RNA was extracted from chips using TRI Reagent (Sigma-Aldrich) according to the manufacturer’s guidelines. The collected samples were submitted to GENEWIZ (South Plainfield, NJ) for next-generation sequencing. After quality control and RNA-seq library preparation, the samples were sequenced with the Illumina HiSeq 4000 at 2×150bp using sequencing depth of ~50M paired- end reads/sample. Using Trimmomatic v0.36, the sequence reads were trimmed to filter out all poorquality nucleotides and possible adapter sequences. The remaining trimmed reads were mapped to the Homo sapiens reference genome GRCh38 using the STAR aligner v2.5.2b.

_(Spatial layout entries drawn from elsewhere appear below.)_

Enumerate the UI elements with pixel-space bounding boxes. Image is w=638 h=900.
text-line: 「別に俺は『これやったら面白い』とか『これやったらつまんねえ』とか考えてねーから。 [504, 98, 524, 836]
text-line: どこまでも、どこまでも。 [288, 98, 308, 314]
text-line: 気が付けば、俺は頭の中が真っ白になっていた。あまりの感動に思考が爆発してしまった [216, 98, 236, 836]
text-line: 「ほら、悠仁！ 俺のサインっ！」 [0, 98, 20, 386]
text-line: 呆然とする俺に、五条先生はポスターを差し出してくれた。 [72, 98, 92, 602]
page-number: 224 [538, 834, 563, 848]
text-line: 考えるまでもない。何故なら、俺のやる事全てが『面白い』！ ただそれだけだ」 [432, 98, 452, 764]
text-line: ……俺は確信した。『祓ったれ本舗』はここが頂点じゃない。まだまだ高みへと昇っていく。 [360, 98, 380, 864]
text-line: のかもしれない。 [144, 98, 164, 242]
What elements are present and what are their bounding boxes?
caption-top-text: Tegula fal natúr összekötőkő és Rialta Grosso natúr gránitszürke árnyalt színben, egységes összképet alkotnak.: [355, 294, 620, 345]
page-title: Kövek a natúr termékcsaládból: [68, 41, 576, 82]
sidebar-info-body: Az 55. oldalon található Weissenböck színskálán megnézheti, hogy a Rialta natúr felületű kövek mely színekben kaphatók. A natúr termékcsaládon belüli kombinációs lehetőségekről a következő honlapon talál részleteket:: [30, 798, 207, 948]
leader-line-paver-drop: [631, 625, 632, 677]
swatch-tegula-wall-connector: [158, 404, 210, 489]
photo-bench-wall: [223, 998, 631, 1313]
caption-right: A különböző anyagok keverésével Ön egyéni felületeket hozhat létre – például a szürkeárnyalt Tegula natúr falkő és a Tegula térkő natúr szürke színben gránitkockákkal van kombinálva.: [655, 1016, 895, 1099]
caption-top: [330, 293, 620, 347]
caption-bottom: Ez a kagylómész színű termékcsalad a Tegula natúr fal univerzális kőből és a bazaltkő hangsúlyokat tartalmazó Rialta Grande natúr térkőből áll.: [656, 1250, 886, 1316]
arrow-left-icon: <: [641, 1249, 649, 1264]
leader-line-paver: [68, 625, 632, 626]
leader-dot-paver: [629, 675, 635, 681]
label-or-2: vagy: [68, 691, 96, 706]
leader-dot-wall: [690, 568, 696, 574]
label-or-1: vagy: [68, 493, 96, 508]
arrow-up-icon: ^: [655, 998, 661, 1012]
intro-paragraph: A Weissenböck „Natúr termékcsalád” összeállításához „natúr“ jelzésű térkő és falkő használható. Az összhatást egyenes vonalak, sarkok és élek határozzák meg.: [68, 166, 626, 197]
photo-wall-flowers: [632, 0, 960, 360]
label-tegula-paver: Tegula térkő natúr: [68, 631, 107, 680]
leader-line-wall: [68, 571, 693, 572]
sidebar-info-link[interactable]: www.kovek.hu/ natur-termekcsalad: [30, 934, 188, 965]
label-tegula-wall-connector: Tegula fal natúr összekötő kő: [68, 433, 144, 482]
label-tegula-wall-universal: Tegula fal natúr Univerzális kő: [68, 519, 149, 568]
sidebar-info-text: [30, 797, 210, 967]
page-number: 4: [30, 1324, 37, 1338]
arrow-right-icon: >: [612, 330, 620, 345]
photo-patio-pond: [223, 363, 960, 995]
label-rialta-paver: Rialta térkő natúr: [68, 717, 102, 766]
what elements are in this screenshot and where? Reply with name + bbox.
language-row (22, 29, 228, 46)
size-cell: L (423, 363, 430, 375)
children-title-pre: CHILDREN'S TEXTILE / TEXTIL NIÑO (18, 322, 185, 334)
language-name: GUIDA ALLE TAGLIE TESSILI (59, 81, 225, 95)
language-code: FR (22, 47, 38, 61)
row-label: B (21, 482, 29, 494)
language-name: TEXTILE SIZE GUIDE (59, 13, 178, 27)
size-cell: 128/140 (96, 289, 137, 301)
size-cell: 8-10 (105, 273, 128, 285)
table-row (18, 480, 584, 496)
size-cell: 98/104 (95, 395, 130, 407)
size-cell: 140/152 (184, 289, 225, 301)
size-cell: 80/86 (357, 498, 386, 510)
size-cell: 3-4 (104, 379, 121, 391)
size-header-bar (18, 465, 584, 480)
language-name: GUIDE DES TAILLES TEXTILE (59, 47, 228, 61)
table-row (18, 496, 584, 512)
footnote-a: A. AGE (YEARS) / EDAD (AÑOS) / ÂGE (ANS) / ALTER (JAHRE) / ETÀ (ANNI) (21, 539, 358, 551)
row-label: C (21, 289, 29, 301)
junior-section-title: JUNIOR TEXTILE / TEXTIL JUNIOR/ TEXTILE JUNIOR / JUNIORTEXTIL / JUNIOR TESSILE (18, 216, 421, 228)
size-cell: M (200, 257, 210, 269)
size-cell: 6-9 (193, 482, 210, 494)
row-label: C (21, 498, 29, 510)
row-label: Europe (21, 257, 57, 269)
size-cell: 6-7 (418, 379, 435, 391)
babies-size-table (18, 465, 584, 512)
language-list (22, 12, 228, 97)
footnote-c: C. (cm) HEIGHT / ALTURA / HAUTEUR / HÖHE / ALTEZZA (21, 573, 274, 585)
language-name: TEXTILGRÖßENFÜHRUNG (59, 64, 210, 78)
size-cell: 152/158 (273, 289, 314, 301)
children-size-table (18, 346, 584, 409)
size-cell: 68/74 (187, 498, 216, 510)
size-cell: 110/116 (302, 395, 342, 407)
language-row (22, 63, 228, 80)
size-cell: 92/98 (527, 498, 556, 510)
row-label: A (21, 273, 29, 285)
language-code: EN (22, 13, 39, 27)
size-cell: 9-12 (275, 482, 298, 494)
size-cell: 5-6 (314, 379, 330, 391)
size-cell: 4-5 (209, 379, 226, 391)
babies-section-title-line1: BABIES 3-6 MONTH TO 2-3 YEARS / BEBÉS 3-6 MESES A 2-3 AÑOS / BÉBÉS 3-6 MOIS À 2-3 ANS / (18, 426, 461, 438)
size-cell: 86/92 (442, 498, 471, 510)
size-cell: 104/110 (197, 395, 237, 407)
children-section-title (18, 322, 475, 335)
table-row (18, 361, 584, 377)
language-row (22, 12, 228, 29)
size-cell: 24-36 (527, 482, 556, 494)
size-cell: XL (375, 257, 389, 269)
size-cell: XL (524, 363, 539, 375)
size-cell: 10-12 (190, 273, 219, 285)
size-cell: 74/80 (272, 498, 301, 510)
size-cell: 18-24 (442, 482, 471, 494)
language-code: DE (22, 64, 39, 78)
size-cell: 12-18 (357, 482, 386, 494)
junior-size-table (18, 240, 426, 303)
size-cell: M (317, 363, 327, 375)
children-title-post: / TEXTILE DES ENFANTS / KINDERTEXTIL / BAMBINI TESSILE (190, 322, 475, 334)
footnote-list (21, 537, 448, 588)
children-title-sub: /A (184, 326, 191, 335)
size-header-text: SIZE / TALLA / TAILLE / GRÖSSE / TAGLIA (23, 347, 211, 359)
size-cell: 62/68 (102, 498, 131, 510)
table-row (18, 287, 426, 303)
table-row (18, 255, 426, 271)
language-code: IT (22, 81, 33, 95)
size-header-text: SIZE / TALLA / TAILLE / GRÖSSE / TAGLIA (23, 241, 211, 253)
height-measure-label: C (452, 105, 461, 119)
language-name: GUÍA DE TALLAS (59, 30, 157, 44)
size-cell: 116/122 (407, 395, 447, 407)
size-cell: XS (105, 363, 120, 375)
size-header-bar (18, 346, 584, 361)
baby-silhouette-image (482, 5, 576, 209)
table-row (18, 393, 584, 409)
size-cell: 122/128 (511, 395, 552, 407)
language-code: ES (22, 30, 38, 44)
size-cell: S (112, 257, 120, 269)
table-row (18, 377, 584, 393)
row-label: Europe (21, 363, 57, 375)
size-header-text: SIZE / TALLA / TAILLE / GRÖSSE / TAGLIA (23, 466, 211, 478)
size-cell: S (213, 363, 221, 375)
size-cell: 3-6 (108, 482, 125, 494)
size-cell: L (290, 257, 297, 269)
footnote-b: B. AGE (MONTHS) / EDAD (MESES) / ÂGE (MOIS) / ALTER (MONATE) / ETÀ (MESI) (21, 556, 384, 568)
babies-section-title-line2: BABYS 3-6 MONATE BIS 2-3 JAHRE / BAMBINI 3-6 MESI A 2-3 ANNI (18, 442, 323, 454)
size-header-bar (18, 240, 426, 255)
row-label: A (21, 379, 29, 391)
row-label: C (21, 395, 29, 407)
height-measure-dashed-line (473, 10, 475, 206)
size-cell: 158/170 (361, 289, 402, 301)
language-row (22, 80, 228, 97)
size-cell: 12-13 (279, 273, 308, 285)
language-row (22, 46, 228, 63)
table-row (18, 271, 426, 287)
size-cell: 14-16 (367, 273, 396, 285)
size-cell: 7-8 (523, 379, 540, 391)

Next, using the generated BAM files for each sample, the unique gene hit counts were calculated from the Subread package v1.5.2. It is worth noting that only unique reads within the exon region were counted. Finally, the generated hit-counts were used to perform DGE analysis using the “DESeq2” R package⁵⁴. The thresholds for all the DGE analyses were: |log₂(Fold Change)| ≥ 1 and adjusted p-value ≤ 1.

Statistical Analysis

All statistical analyses were conducted in R⁷⁰ (version 4.1.2), and figures were produced using the R package ggplot2⁷¹ (version 3.3.5). The dose-response analysis (Figure 2a) was carried out using the popular drc R package developed by Ritz et al.⁷² using the generalized log-logistic dose response model. The error bars in Figures 1d, 1e and 2a correspond to the standard errors of the mean. The circles in Figure 1e correspond to the samples used to calculate the corresponding statistics. In Figures 1e and 2a the number of samples used were n=4 and n=2 respectively. Finally, the analysis of significance in Figures 1d and 1e was performed using unpaired and paired t-test respectively (P-value < 0.05).